Bagikan:

JAKARTA - Menteri Luar Negeri Ukraina Dmytro Kuleba mengkonfirmasi dirinya akan bertemu dengan Menteri Luar Negeri Rusia Sergei Lavrov, di sela-sela Forum Diplomasi Antalya, minggu ini menyusul proposal Turki untuk menyatukan dua diplomat top di tengah ketegangan yang terus berlanjut.

"Saat ini pertemuan direncanakan tanggal 10 (Maret). Mari kita lihat, apakah dia terbang ke Antalya, maka saya akan terbang juga. Mari duduk, mari kita bicara," kata Kuleba dalam pesan video, dikutip dari Daily Sabah 9 Maret.

Menteri Luar Negeri Turki Mevlüt Cavuşoğlu sebelumnya mengatakan, kedua belah pihak diharapkan berada di Kota Antalya, Turki pada 10 Maret. Pembicaraan akan diadakan dalam format trilateral.

"Jika Lavrov siap untuk pembicaraan serius, kami akan berbicara dari diplomat ke diplomat. Tetapi jika Lavrov mulai mengulangi propaganda absurd yang telah dilontarkan akhir-akhir ini, saya akan memberinya ketegasan kebenaran yang layak diterimanya," tegas Kuleba.

Diplomat itu mengatakan negaranya juga tidak tertutup untuk pembicaraan langsung antara Presiden Ukraina Volodymyr Zelensky dan Presiden Rusia Vladimir Putin.

Mengekspresikan harapan bahwa pertemuan itu "akan menjadi titik balik" dan "langkah penting" menuju perdamaian dan stabilitas, menteri luar negeri Turki mengatakan pada hari Senin bahwa Ankara akan "terus melakukan upaya untuk perdamaian abadi."

Turki telah berusaha untuk menengahi antara Rusia dan Ukraina dan menawarkan pada beberapa kesempatan untuk menjadi tuan rumah pembicaraan.

Mempertahankan sikap netral dan seimbangnya, Turki melanjutkan upaya diplomatiknya untuk meredakan konflik Ukraina, mendesak semua pihak untuk menahan diri. Sementara Ankara menentang sanksi internasional yang dirancang untuk mengisolasi Moskow, mereka juga menutup Bosporus dan Dardanelles di bawah pakta 1936, yang memungkinkannya untuk mencegah beberapa kapal Rusia melintasi Selat Turki.

Untuk diketahui, di bawah Konvensi Montreux 1936, anggota NATO Turki memiliki kendali atas selat Bosporus dan Dardanelles yang menghubungkan Laut Mediterania dan Laut Hitam. Pakta tersebut memberi Ankara kekuatan untuk mengatur transit kapal perang angkatan laut dan menutup selat bagi kapal perang asing selama masa perang dan ketika terancam.

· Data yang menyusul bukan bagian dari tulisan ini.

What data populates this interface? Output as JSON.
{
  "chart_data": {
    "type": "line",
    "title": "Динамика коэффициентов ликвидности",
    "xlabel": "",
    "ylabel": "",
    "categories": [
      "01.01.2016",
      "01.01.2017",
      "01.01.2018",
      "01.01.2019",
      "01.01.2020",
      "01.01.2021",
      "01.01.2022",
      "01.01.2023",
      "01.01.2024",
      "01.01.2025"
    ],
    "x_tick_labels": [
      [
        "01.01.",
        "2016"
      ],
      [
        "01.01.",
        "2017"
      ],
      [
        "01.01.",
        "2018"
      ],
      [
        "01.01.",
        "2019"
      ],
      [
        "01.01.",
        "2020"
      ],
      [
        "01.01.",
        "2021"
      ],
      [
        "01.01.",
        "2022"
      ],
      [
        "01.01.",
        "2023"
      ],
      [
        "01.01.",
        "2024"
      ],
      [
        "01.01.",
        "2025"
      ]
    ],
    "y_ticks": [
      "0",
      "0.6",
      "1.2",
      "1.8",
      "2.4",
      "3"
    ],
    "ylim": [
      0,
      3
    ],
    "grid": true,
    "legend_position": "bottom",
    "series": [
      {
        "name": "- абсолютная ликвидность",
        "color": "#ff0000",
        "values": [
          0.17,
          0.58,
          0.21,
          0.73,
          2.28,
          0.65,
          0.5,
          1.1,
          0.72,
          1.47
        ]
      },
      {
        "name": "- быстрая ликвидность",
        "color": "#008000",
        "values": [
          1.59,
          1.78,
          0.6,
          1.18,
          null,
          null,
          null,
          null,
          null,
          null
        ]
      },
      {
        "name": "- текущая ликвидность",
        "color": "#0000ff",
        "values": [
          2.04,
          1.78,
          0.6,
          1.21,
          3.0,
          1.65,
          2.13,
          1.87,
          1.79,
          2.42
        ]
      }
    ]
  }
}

Sekutu NATO Turki berbatasan dengan Ukraina dan Rusia di Laut Hitam dan memiliki hubungan baik dengan keduanya. Sejak awal konflik, Ankara telah menawarkan untuk menengahi antara kedua belah pihak dan menjadi tuan rumah pembicaraan damai, menggarisbawahi dukungannya untuk integritas teritorial dan kedaulatan Ukraina.

Baru-baru ini menyebut invasi Rusia sebagai pelanggaran hukum internasional yang tidak dapat diterima, Turki dengan hati-hati merumuskan retorikanya untuk tidak menyinggung Moskow, yang memiliki hubungan dekat dengannya.

Pekan lalu, Presiden Recep Tayyip Erdoğan mengadakan panggilan telepon dengan timpalannya dari Rusia Vladimir Putin di mana dia mengatakan kepada pemimpin Rusia bahwa Turki siap untuk berkontribusi pada solusi masalah Ukraina dengan cara damai sesegera mungkin.

Menekankan bahwa gencatan senjata umum yang mendesak tidak hanya akan mengurangi masalah kemanusiaan di kawasan itu tetapi juga memberikan kesempatan untuk mencari solusi politik, Presiden Erdogan mengulangi seruannya untuk "membuka jalan bagi perdamaian bersama."

Selain itu, Presiden Erdogan menekankan pentingnya mengambil langkah-langkah mendesak untuk memastikan gencatan senjata, membuka koridor kemanusiaan dan menandatangani perjanjian damai.